Deglaze with half a glass of wine. Cut the mushrooms into small pieces, rinse them and add them to the chicken, along with the puree and olives. Also add a glass of water and a sprig of chopped fennel. Season with salt and pepper and cover with a lid. Cook for another 5 minutes and turn off. Remove the garlic and serve, flavoring with fresh herbs to taste.

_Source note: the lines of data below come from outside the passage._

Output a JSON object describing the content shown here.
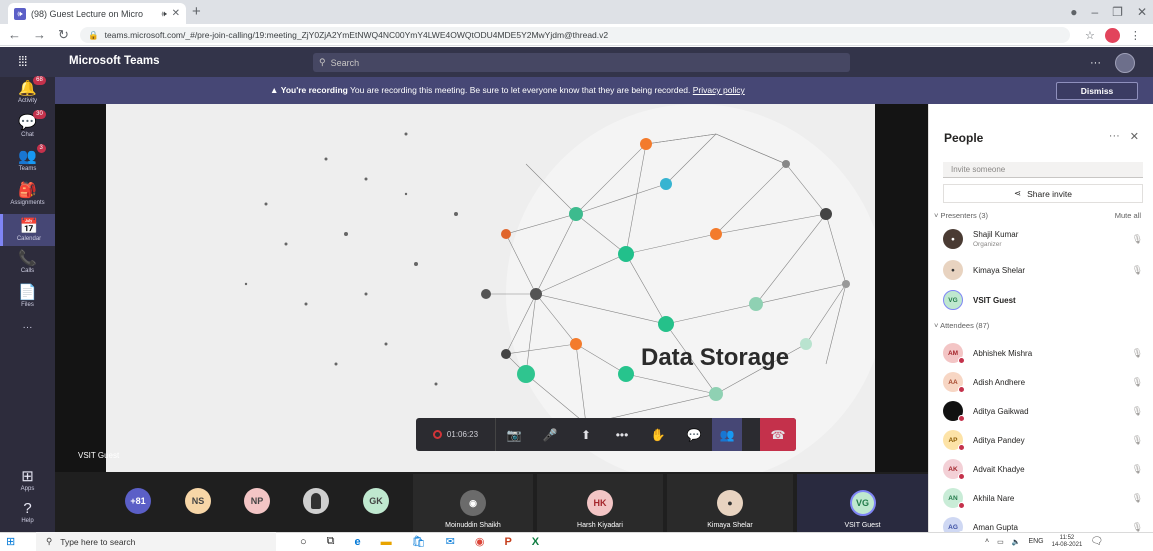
{
  "browser": {
    "tab_title": "(98) Guest Lecture on Micro",
    "tab_favicon": "teams-icon",
    "tab_glyph": "🕪",
    "url": "teams.microsoft.com/_#/pre-join-calling/19:meeting_ZjY0ZjA2YmEtNWQ4NC00YmY4LWE4OWQtODU4MDE5Y2MwYjdm@thread.v2"
  },
  "teams": {
    "brand": "Microsoft Teams",
    "search_placeholder": "Search",
    "more_menu": "···"
  },
  "rail": [
    {
      "label": "Activity",
      "icon": "bell-icon",
      "glyph": "🔔",
      "badge": "68"
    },
    {
      "label": "Chat",
      "icon": "chat-icon",
      "glyph": "💬",
      "badge": "30"
    },
    {
      "label": "Teams",
      "icon": "teams-icon",
      "glyph": "👥",
      "badge": "3"
    },
    {
      "label": "Assignments",
      "icon": "assignments-icon",
      "glyph": "🎒",
      "badge": ""
    },
    {
      "label": "Calendar",
      "icon": "calendar-icon",
      "glyph": "📅",
      "badge": ""
    },
    {
      "label": "Calls",
      "icon": "phone-icon",
      "glyph": "📞",
      "badge": ""
    },
    {
      "label": "Files",
      "icon": "file-icon",
      "glyph": "📄",
      "badge": ""
    },
    {
      "label": "···",
      "icon": "more-icon",
      "glyph": "",
      "badge": ""
    },
    {
      "label": "Apps",
      "icon": "apps-icon",
      "glyph": "⊞",
      "badge": ""
    },
    {
      "label": "Help",
      "icon": "help-icon",
      "glyph": "?",
      "badge": ""
    }
  ],
  "banner": {
    "bold": "You're recording",
    "text": " You are recording this meeting. Be sure to let everyone know that they are being recorded. ",
    "link": "Privacy policy",
    "dismiss": "Dismiss"
  },
  "slide": {
    "title": "Data Storage"
  },
  "stage": {
    "presenter_tag": "VSIT Guest"
  },
  "controls": {
    "timer": "01:06:23",
    "recording_color": "#d13438",
    "leave_color": "#c4314b"
  },
  "strip": {
    "overflow": "+81",
    "avatars": [
      "NS",
      "NP",
      "",
      "GK"
    ],
    "tiles": [
      {
        "name": "Moinuddin Shaikh",
        "initials": ""
      },
      {
        "name": "Harsh Kiyadari",
        "initials": "HK"
      },
      {
        "name": "Kimaya Shelar",
        "initials": ""
      },
      {
        "name": "VSIT Guest",
        "initials": "VG"
      }
    ]
  },
  "people": {
    "title": "People",
    "invite_placeholder": "Invite someone",
    "share_invite": "Share invite",
    "presenters_header": "Presenters (3)",
    "mute_all": "Mute all",
    "presenters": [
      {
        "name": "Shajil Kumar",
        "sub": "Organizer",
        "initials": ""
      },
      {
        "name": "Kimaya Shelar",
        "sub": "",
        "initials": ""
      },
      {
        "name": "VSIT Guest",
        "sub": "",
        "initials": "VG"
      }
    ],
    "attendees_header": "Attendees (87)",
    "attendees": [
      {
        "name": "Abhishek Mishra",
        "initials": "AM"
      },
      {
        "name": "Adish Andhere",
        "initials": "AA"
      },
      {
        "name": "Aditya Gaikwad",
        "initials": ""
      },
      {
        "name": "Aditya Pandey",
        "initials": "AP"
      },
      {
        "name": "Advait Khadye",
        "initials": "AK"
      },
      {
        "name": "Akhila Nare",
        "initials": "AN"
      },
      {
        "name": "Aman Gupta",
        "initials": "AG"
      }
    ]
  },
  "taskbar": {
    "search_placeholder": "Type here to search",
    "lang": "ENG",
    "time": "11:52",
    "date": "14-08-2021"
  },
  "colors": {
    "teams_purple": "#464775",
    "header": "#33344a",
    "rail": "#2d2c3c",
    "accent": "#7f85f5"
  }
}
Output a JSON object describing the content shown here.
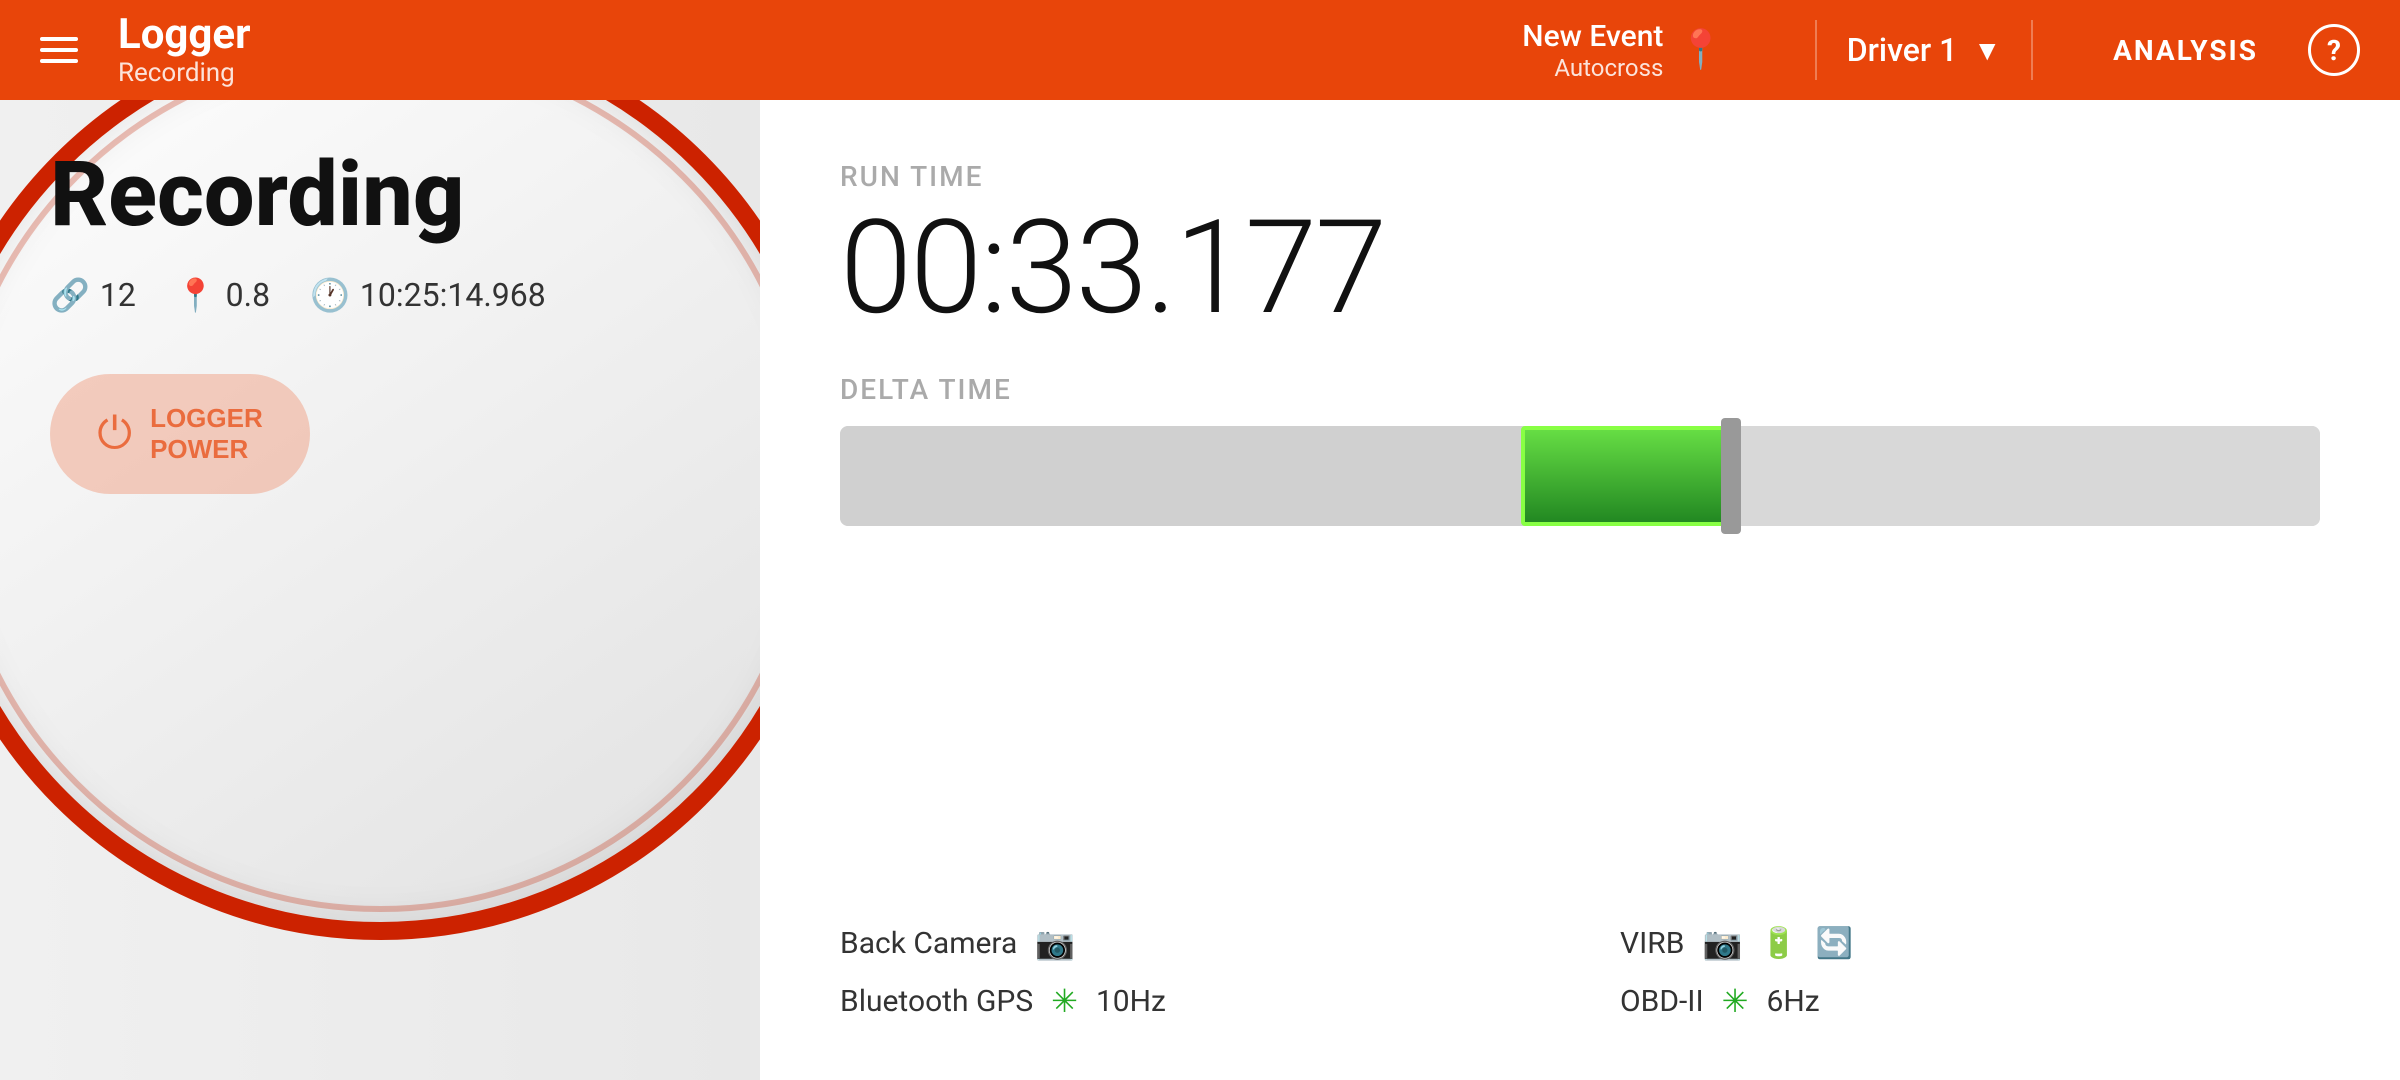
{
  "header": {
    "menu_label": "Menu",
    "app_title": "Logger",
    "app_subtitle": "Recording",
    "event_name": "New Event",
    "event_type": "Autocross",
    "driver_name": "Driver 1",
    "analysis_label": "ANALYSIS",
    "help_label": "?"
  },
  "main": {
    "recording_title": "Recording",
    "stats": {
      "signal_count": "12",
      "distance": "0.8",
      "time": "10:25:14.968"
    },
    "logger_power_label": "LOGGER\nPOWER",
    "run_time_label": "RUN TIME",
    "run_time_value": "00:33.177",
    "delta_time_label": "DELTA TIME",
    "status_items": [
      {
        "label": "Back Camera",
        "icon": "camera",
        "color": "red"
      },
      {
        "label": "Bluetooth GPS",
        "icon": "bluetooth",
        "color": "green",
        "extra": "10Hz"
      },
      {
        "label": "VIRB",
        "icon": "camera",
        "color": "red",
        "extra": ""
      },
      {
        "label": "OBD-II",
        "icon": "bluetooth",
        "color": "green",
        "extra": "6Hz"
      }
    ]
  }
}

Recipe Yellow plums in syrup and duck breast – Italian Cuisine


  • 1 duck breast (2 half breasts)
  • licorice powder
  • extra virgin olive oil
  • salt flakes

FOR THE PLUMS
Eliminate the skin of the plums: if they are all equally well ripe, the operation is easy.
Prepare a syrup: boil 400 g of water with 200 g of sugar; when the sugar has dissolved, turn off and let it cool completely.
Enter the plums in a 1/2 liter glass jar, add the syrup until the fruit is completely covered, 1/4 cinnamon stick and a few drops of lemon.
Close the jar and place it in a steam oven for 8 minutes or in boiling water for 15-20 minutes.

FOR THE DUCK BREAST
Engrave the skin of the two half duck breasts with grilled cuts.
Brown them in an iron or non-stick pan with very little oil for about 10 minutes in total, starting with the skin side. As the skin becomes crisp and releases the fat, drizzle the meat with that fat, then turn the brisket. In the end they will have to be cooked rare.
Place them on a grate with the skin up and let them rest for at least ten minutes. Then put them in the oven at 200 ° C for 4-5 minutes. Remove from the oven and let them rest for another 5 minutes. Cut them into slices, season with salt flakes, a little licorice powder and serve with the prunes in syrup.